这时候的傅静静小朋友已经有近十个月了,会牙牙学语,也会蹒跚走路了。
虽然不舍,但唐末晚还是出门去了。
她拒绝了傅绍骞的相送,一个人拖着行李箱去的车站,上的列车,列车启动的那一瞬间,她还是想哭,但忍住了。
新学校陌生而亲切,读博的女孩子本来就不多,尤其像这种学年制的大多都是直升的,跟唐末晚分在同寝室的三个女孩子,有人比唐末晚小一岁,有人跟她一样大,有人还比她大了一岁,但都没有结婚,甚至连男朋友都没有。
每天晚上讨论的最多,就是男人。
读博的女人是灭绝师太,读博的男人是书呆子,智商高,却没有什么情商,更别提能有什么颜值了。
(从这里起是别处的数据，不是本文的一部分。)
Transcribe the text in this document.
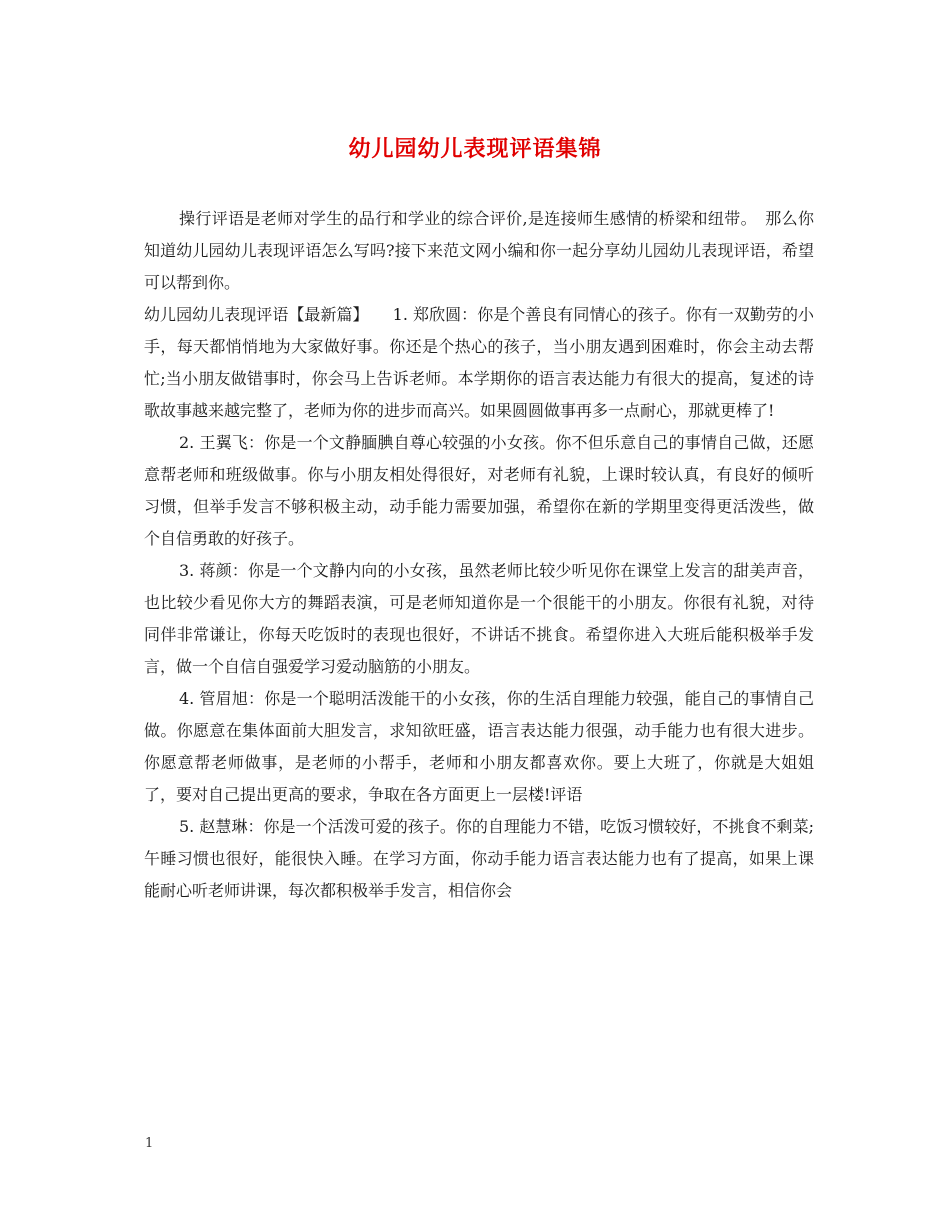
幼儿园幼儿表现评语集锦

操行评语是老师对学生的品行和学业的综合评价,是连接师生感情的桥梁和纽带。　那么你知道幼儿园幼儿表现评语怎么写吗?接下来范文网小编和你一起分享幼儿园幼儿表现评语，希望可以帮到你。

幼儿园幼儿表现评语【最新篇】　　1. 郑欣圆：你是个善良有同情心的孩子。你有一双勤劳的小手，每天都悄悄地为大家做好事。你还是个热心的孩子，当小朋友遇到困难时，你会主动去帮忙;当小朋友做错事时，你会马上告诉老师。本学期你的语言表达能力有很大的提高，复述的诗歌故事越来越完整了，老师为你的进步而高兴。如果圆圆做事再多一点耐心，那就更棒了!

2. 王翼飞：你是一个文静腼腆自尊心较强的小女孩。你不但乐意自己的事情自己做，还愿意帮老师和班级做事。你与小朋友相处得很好，对老师有礼貌，上课时较认真，有良好的倾听习惯，但举手发言不够积极主动，动手能力需要加强，希望你在新的学期里变得更活泼些，做个自信勇敢的好孩子。

3. 蒋颜：你是一个文静内向的小女孩，虽然老师比较少听见你在课堂上发言的甜美声音，也比较少看见你大方的舞蹈表演，可是老师知道你是一个很能干的小朋友。你很有礼貌，对待同伴非常谦让，你每天吃饭时的表现也很好，不讲话不挑食。希望你进入大班后能积极举手发言，做一个自信自强爱学习爱动脑筋的小朋友。

4. 管眉旭：你是一个聪明活泼能干的小女孩，你的生活自理能力较强，能自己的事情自己做。你愿意在集体面前大胆发言，求知欲旺盛，语言表达能力很强，动手能力也有很大进步。你愿意帮老师做事，是老师的小帮手，老师和小朋友都喜欢你。要上大班了，你就是大姐姐了，要对自己提出更高的要求，争取在各方面更上一层楼!评语

5. 赵慧琳：你是一个活泼可爱的孩子。你的自理能力不错，吃饭习惯较好，不挑食不剩菜;午睡习惯也很好，能很快入睡。在学习方面，你动手能力语言表达能力也有了提高，如果上课能耐心听老师讲课，每次都积极举手发言，相信你会

1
唐末晚的对床是年纪比她还大一岁的,叫张春华,来自东北,一股子利落的豪爽劲,说起话来也是个大嗓门,是个不折不扣的女汉子,但是女孩子也有烦心事,她哀叹一声:“我可比你们年纪都大,这刚过完年其实都29了,等我毕业就要30几了,我妈可急死了,压根儿不同意我来读这博士,说本来学历高的男人就不好找了,再这么读下去,一辈子都嫁不出去了。”
张春华有一米七八的个字,虽然算不上虎背熊腰,但唐末晚站在她身边,她确实就像做山似的,要找个匹配的男人确实不容易。
对面的二十八岁的王若兰接口:“你这还好,你都不知道我爸妈,已经给我下了追杀令了,今年要不把自己嫁出去,就让我嫁给我们家对门的那谁谁谁,真是糟心死我了,你们知道吗,我们可是从小穿着开裆裤一起长大的,我连他的丁丁硬起来几公分都知道的清清楚楚,开什么玩笑啊。”
比唐末晚小一岁的叫沈倩倩,长相秀气,但出身农村,在他们那个地方,她二十七岁的年纪,娃娃都能上小学了。
张春华说着说着,突然把话题转到了唐末晚身上:“末晚,你呢,你家里人怎么说。”
“额……”如果告诉她们自己已经是两个孩子妈,她们会什么反应?
唐末晚还没想好,王若兰已经接口:“别问了,你看她那表情就知道,跟我们也是八九不离十啊。”
“说的是。”张春华接口,频频点头,自动把唐末晚归入了她们那一类人。
唐末晚想,太特立独行不利于合群,既然她们那么想,就那么想吧。
唐末晚和沈倩倩都是属于典型的江南女孩,白皙的皮肤,及腰的长发,娇小的身材,但唐末晚的气质又比沈倩倩要好上一些,在这个男女比例顶端的领域,竟然一跃成了校花一样的人物。
当她从张春华的口里得知自己被博士男生评为心目中最想交往的对象后,唐末晚真是受宠若惊。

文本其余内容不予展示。